Throw in the marginally over-aged Javier Mascherano (24) and captain Juan Roman Riquelme (30), and it really is no surprise how the tournament panned out.

Coached by Batista, a former World Cup and Olympic-winning team-mate of Diego Maradona's, the spirit of Argentina teams of old was alive. With a blend of swashbuckling fluidity and savvy pragmatism, everyone went down: Ivory Coast, Australia, Serbia and the Netherlands were swept aside, before an Aguero double and a penalty from Riquelme secured a famous semi-final victory over neighbours Brazil.


Argentina Squad in Full

Goalkeepers: Oscar Ustari, Sergio Romero, Nicolas Navarro
Defenders: Ezequiel Garay, Fabian Monzon, Pablo Zabaleta, Federico Fazio, Nicolas Pareja
Midfielders: Fernando Gago, Jose Sosa, Ever Banega, Juan Riquelme, Javier Mascherano
Forwards: Angel Di Maria, Lionel Messi, Sergio Aguero, Ezequiel Lavezzi, Lautaro Acosta, Diego Buonanotte


What stands out about Argentina's run is that there was no leading goalscorer. While Italy's Giuseppe Rossi finished as the only player in the tournament to score four goals, no Argentina player scored more than two; Messi, Di Maria, Aguero and Ezequiel Lavezzi each netting twice.
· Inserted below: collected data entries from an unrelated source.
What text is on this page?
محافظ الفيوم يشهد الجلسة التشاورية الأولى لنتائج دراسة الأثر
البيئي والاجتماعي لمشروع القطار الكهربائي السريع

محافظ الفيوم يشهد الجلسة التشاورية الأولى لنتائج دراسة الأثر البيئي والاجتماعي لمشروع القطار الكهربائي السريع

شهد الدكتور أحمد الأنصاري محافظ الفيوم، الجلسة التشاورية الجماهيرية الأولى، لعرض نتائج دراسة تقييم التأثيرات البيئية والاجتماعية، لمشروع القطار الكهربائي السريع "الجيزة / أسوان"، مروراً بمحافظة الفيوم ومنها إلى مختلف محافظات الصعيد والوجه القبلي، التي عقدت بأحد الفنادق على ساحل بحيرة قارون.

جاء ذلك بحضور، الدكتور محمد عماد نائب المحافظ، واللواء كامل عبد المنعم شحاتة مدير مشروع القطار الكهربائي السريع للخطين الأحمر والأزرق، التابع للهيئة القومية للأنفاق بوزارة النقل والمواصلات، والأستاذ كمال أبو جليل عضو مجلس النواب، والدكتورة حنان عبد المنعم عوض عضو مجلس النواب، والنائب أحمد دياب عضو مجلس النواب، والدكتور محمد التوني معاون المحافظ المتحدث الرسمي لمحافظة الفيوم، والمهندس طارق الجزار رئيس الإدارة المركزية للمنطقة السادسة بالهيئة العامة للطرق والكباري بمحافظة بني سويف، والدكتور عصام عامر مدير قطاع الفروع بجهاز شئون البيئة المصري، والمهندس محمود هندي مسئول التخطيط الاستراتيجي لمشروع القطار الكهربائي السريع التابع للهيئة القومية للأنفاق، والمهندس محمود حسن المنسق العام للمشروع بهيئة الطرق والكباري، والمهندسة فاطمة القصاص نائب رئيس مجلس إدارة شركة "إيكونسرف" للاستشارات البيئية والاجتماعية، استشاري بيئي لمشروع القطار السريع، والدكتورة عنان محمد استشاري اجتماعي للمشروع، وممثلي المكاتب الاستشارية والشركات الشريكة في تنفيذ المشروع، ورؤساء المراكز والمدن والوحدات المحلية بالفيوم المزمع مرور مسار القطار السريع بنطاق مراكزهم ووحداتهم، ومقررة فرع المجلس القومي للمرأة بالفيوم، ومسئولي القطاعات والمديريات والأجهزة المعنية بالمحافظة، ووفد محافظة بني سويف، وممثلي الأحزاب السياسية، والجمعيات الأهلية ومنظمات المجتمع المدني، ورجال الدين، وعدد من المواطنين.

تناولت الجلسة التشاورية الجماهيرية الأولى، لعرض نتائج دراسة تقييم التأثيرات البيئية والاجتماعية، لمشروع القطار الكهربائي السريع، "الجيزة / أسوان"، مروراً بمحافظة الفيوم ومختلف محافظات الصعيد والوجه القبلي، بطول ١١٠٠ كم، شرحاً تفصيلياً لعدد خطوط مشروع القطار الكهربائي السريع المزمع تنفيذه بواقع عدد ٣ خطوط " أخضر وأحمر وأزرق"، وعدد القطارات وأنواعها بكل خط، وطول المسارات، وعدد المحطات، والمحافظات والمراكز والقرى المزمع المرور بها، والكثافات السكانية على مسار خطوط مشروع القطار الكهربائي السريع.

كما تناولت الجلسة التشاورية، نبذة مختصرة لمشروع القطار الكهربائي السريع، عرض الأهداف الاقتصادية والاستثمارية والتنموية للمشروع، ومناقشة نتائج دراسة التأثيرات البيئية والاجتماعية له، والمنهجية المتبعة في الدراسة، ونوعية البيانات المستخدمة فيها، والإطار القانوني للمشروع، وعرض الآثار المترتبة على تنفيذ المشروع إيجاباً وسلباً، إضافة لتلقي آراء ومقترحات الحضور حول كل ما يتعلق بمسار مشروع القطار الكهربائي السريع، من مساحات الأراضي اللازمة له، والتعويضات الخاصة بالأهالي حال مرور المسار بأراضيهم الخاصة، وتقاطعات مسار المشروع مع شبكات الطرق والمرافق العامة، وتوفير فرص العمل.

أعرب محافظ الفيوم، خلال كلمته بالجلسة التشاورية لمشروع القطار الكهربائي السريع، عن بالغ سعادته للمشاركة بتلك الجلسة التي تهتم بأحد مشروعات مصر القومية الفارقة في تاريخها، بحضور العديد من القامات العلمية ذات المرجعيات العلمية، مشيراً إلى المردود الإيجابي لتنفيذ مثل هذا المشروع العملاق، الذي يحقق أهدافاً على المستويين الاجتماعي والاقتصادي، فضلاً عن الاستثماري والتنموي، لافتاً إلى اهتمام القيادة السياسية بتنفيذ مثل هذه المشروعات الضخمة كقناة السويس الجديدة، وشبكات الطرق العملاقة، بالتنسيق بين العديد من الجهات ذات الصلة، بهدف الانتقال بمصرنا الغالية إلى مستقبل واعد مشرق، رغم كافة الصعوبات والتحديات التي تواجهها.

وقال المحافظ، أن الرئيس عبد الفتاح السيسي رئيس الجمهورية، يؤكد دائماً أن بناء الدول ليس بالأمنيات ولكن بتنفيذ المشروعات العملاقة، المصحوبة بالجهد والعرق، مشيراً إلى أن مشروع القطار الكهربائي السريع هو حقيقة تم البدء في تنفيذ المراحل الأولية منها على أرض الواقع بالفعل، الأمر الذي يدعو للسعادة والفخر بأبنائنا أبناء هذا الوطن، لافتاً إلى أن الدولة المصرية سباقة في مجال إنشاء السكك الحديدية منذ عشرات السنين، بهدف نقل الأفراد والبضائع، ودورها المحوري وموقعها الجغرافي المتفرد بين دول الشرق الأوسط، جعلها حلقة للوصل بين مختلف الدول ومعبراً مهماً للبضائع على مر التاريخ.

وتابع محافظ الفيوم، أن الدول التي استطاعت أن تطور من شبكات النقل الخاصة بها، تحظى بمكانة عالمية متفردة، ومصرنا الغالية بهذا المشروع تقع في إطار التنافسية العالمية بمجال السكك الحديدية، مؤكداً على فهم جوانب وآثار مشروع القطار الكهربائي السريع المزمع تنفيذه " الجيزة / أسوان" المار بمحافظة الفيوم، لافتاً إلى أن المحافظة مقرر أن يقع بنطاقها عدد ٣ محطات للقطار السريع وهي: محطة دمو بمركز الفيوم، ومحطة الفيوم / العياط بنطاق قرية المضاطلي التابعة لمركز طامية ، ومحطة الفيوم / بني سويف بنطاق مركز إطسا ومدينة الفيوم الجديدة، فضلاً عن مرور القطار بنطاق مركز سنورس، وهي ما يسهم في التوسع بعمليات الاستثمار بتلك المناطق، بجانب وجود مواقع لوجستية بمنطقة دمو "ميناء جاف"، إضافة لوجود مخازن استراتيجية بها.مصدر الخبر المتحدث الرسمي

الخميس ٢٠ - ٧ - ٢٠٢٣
The final was a disjointed affair. The decision to play the game at midday, when temperatures in Beijing peaked at more than 40° Celsius, meant two groups of players accustomed to searing climates struggled to maintain their usual tempo.

Both managers criticised the 12pm kick-off, as frequent water-breaks disrupted the game's rhythm. But Di Maria's cool, dinked finish was the moment of magic which secured a watershed victory for such a highly promising group.

Described by The Guardian as "looking a little chubby but otherwise the picture of health", Maradona looked on beaming as the young players formed a celebratory circle in the middle of the pitch in China. But while things may not have culminated as he or his country would have liked six years later, the success stories among the group speak for themselves.

To this point, the squad named by Batista had attained 125 international caps between them, with Messi, Mascherano and Riquelme accounting for 105 of those. At the time of writing, ten of the 19 have gone on to pass the 50-cap mark at international level, and by this metric, it is the most prolific Olympic squad in history.

Messi or Aguero may not have come to much, with just the 1,114 club and international goals between them, but they can't all be winners.